Pope Francis has yet to invoke the doctrine of papal infallibility for his environmental encyclical, Laudato si’. That would require the agreement of all of his bishops. Not all of the world’s leading Catholic clerics have concurred on the secular doctrine of environmental alarmism.
But an unconventional ecumenical ally has. The U.S. Environmental Protection Agency co-wrote the encyclical, according to an op/ed by Rep. Paul Gosar (R-Ariz.), a Catholic congressman who is boycotting the pope’s planned address to the Congress this week.
“In Pope Francis’ encyclical on the environment — written with the consultation of that great seminary the EPA and its embattled head Gina McCarthy — he condemned anyone skeptical of the link between human activity and climate change and adopted the false science being propagated by the Left. If the Pope wants to devote his life to fighting climate change then he can do so in his personal time,” wrote Rep. Gosar. “But to promote questionable science as Catholic dogma is ridiculous.”
America’s high priests of pollution policy have admitted they influenced the content of the encyclical, which some say placed the church in the middle of a divisive political, rather than moral, debate. Not many in the media have noticed, however, thinking the environmental encyclical, as contrasted with church teaching on abortion, for instance, is a divine revelation with demands on the conscience of all Catholics.
Gina McCarthy, the controversial head of the EPA, known for dodging Congressional subpoenas, earlier this year met with Vatican officials and told reporters her goal there was to “show the Vatican how aligned President Barack Obama and Francis are on climate change.”
McCarthy claims that global warming isn’t just an “environmental issue,” but also a public health threat for the planet.
“I think the most important thing we can do, working with the pope, is to try to remind ourselves that this is really about protecting natural resources that human beings rely on, and that those folks are most vulnerable, that the church has always been focused on, those in poverty and low income, are the first that are going to be hit and impacted by a changing climate,” said McCarthy.
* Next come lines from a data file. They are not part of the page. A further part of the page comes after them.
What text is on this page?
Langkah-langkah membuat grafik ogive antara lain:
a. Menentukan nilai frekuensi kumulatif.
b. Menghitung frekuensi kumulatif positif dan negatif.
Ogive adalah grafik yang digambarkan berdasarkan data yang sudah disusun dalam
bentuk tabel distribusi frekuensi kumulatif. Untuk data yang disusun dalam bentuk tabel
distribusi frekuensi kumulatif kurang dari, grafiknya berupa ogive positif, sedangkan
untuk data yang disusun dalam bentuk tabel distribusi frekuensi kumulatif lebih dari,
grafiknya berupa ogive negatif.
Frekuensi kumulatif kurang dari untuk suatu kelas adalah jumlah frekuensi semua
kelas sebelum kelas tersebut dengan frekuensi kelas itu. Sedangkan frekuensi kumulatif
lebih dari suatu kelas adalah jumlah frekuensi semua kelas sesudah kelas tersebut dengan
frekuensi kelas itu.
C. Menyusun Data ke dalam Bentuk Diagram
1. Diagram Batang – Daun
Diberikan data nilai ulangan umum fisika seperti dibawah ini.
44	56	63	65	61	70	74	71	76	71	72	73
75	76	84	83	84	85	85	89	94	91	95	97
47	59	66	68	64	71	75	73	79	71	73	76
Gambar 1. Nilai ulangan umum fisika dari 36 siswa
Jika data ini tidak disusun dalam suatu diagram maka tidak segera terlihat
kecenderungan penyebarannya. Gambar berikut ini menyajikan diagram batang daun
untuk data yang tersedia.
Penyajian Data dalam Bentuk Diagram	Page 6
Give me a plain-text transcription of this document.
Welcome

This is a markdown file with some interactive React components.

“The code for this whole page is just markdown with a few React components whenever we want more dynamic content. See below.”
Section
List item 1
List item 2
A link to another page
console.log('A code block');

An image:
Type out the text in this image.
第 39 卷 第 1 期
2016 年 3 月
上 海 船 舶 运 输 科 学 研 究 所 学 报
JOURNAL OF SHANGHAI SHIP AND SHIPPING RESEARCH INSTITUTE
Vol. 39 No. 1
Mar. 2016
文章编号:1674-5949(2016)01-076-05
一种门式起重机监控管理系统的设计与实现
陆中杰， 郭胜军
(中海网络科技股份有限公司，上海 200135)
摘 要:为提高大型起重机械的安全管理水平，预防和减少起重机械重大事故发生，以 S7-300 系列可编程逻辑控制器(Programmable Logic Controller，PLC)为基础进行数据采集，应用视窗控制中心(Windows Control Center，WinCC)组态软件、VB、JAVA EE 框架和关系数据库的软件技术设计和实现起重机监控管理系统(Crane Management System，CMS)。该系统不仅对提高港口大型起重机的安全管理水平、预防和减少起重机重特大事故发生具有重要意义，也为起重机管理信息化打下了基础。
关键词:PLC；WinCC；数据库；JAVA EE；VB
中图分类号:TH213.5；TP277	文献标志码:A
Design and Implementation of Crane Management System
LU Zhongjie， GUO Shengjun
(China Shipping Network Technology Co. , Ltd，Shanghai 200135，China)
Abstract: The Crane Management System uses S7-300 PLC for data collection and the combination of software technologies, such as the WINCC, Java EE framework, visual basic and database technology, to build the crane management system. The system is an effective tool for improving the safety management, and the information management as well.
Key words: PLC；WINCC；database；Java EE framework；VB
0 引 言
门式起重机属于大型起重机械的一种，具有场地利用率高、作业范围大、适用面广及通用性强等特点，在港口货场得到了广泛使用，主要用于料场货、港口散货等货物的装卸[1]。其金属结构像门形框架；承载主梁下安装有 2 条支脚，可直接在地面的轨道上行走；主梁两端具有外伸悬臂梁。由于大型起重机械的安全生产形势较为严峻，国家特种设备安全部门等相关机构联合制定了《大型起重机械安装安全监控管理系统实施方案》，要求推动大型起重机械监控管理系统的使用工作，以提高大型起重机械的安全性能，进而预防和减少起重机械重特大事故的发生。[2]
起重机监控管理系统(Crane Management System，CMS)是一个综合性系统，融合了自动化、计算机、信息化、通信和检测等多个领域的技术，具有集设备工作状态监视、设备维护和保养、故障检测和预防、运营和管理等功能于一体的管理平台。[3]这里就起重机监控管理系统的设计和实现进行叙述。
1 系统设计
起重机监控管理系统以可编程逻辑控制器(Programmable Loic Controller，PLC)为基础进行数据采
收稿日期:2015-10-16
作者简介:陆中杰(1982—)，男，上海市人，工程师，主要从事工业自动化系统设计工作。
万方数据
McCarthy sees much more public policy potential with the encyclical than even the head of the U.S. Conference of Catholic Bishops (USCCB). “The Holy Father calls all people to consider our deep and intertwined relationships with God, our brothers and sisters, and the gifts that our Creator has provided for our stewardship,” writes Archbishop Joseph Kurtz, of Louisville, and president of the USCCB, in a very traditionalist, Roman Catholic tone.
But the archbishop of Chicago, Blase J. Cupich, this summer responded to the papal encyclical by ordering all 2,700 buildings owned by the church in Chicago be made “energy efficient.”
That may well reflect the heightened right-left divide in the church today, which began emerging in the 1960s after the reforms of Vatican II. The liberal Catholic clergy and their lay counterparts want to see the church in a more activist role in the secular world, but conservative clergy and their lay followers would like things to remain the same, with the church being a moral, rather than a politically correct public policy, voice.
This week’s U.S. tour by Pope Francis will test the church’s bonds further. The pope seems to be something of a secular star in the American media and in U.S. pop culture and the bobble-head dolls and even more kitschy items on sale in anticipation of his visit to Philadelphia, Washington, D.C., New York City, and Philadelphia this week attest to that. But that still does not mean that the environmental encyclical is infallible for Catholics, no matter what the mainstream media and the EPA may say, or believe.